En 2012, les JT des cinq grandes chaines (TF1, F2, F3, Canal+, Arte et M6) comprenaient en moyenne cinq sujets sur les faits divers chaque jour. Soit 2062 sujets sur l’année. Dans ce joli package de la peur, les actes de violence représentent un sujet sur deux. Avec une nette préférence - un tiers - pour ceux impliquant des enfants. C'est plus croustillant.
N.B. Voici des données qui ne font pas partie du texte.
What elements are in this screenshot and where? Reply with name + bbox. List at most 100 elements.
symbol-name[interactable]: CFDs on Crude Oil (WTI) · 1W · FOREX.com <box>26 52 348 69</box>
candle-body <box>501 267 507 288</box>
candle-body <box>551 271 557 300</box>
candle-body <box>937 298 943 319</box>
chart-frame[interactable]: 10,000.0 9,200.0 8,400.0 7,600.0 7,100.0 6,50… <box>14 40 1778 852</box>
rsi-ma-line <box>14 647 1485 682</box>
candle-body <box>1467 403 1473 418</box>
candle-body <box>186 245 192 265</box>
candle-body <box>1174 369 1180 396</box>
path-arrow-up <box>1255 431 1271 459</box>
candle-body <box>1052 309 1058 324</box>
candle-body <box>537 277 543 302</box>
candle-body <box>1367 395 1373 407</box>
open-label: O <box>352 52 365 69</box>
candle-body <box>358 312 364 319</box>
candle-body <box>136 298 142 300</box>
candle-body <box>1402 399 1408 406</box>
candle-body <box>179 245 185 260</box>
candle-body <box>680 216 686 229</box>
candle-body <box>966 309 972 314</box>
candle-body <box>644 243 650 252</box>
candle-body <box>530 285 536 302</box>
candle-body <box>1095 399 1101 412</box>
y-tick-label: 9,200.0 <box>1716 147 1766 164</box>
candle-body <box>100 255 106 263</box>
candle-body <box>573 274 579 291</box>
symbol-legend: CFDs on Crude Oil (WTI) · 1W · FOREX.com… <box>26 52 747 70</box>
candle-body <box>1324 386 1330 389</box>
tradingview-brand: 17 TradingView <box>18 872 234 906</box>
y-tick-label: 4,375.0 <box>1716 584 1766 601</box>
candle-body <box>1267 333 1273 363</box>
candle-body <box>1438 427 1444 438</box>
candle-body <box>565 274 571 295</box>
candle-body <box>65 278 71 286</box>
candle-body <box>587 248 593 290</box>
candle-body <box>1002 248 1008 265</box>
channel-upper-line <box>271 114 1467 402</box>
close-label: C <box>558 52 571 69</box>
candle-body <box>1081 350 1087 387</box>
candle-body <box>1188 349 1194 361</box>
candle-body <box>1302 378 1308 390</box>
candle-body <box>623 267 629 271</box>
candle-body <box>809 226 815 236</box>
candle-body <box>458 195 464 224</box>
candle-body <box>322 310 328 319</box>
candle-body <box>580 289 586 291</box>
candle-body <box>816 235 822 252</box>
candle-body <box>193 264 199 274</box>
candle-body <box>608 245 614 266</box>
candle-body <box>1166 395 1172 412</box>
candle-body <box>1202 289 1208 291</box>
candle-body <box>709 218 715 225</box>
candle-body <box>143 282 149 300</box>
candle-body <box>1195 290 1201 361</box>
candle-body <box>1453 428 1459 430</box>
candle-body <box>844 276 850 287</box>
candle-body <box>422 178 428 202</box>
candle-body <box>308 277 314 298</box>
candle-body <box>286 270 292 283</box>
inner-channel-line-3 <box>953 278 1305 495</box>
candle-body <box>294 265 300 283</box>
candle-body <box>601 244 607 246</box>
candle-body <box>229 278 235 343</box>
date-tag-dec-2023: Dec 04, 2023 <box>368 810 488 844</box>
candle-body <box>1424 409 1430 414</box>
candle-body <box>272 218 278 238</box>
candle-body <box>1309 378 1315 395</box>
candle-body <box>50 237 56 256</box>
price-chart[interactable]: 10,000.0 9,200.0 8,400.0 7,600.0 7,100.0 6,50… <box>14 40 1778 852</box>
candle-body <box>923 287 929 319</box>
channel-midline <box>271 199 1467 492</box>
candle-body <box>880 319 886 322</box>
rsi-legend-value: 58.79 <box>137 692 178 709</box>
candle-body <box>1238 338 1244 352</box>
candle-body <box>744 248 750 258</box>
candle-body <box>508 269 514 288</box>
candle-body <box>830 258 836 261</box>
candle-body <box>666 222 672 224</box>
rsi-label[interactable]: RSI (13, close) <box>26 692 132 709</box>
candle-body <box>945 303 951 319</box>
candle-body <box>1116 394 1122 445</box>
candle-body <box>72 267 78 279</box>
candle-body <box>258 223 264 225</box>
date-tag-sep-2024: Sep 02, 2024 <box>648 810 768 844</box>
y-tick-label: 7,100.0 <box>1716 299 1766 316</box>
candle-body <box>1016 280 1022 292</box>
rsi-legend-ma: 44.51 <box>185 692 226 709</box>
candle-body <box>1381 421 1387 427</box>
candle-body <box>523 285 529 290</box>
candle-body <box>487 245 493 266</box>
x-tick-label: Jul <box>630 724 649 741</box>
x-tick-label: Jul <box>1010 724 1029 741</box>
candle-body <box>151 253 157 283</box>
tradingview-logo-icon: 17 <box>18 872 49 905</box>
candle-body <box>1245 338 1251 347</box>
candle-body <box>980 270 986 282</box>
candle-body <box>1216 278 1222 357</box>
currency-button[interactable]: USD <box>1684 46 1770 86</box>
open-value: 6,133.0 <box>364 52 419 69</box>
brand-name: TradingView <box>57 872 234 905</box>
Au final, entre 2003 et 2012, le nombre de sujets "faits divers" dans les JT a doublé, passant de 3.6% à 6.1% de l’information télévisée. De quoi nourrir notre cher sentiment d'insécurité. En 2016, les violences physiques étaient en baisse depuis 2015, les cambriolages depuis 2014, les vols avec violence depuis 2013, les vols sans violence depuis 2006. Les seuls indicateurs en hausse étaient les débits frauduleux sur compte bancaire et les vols de vélo. Et pourtant, toujours en 2016, les indicateurs du sentiment d'insécurité étaient en hausse, comme les années précédentes. La réalité racontée par les chiffres comme par les faits divers est dangereusement partielle, et parfois partiale. Sur un sujet aussi émotionnel que l'insécurité, les conséquences sont lourdes. Plus le sentiment d'insécurité augmente, plus les élus durcissent la réponse pénale et policière. Montrer les muscles pour rassurer. Ce qui fait monter du même coup les chiffres, qui eux-même feront grimper le sentiment d'insécurité. Un Joyeux cercle vicieux dont il faudrait apprendre à sortir.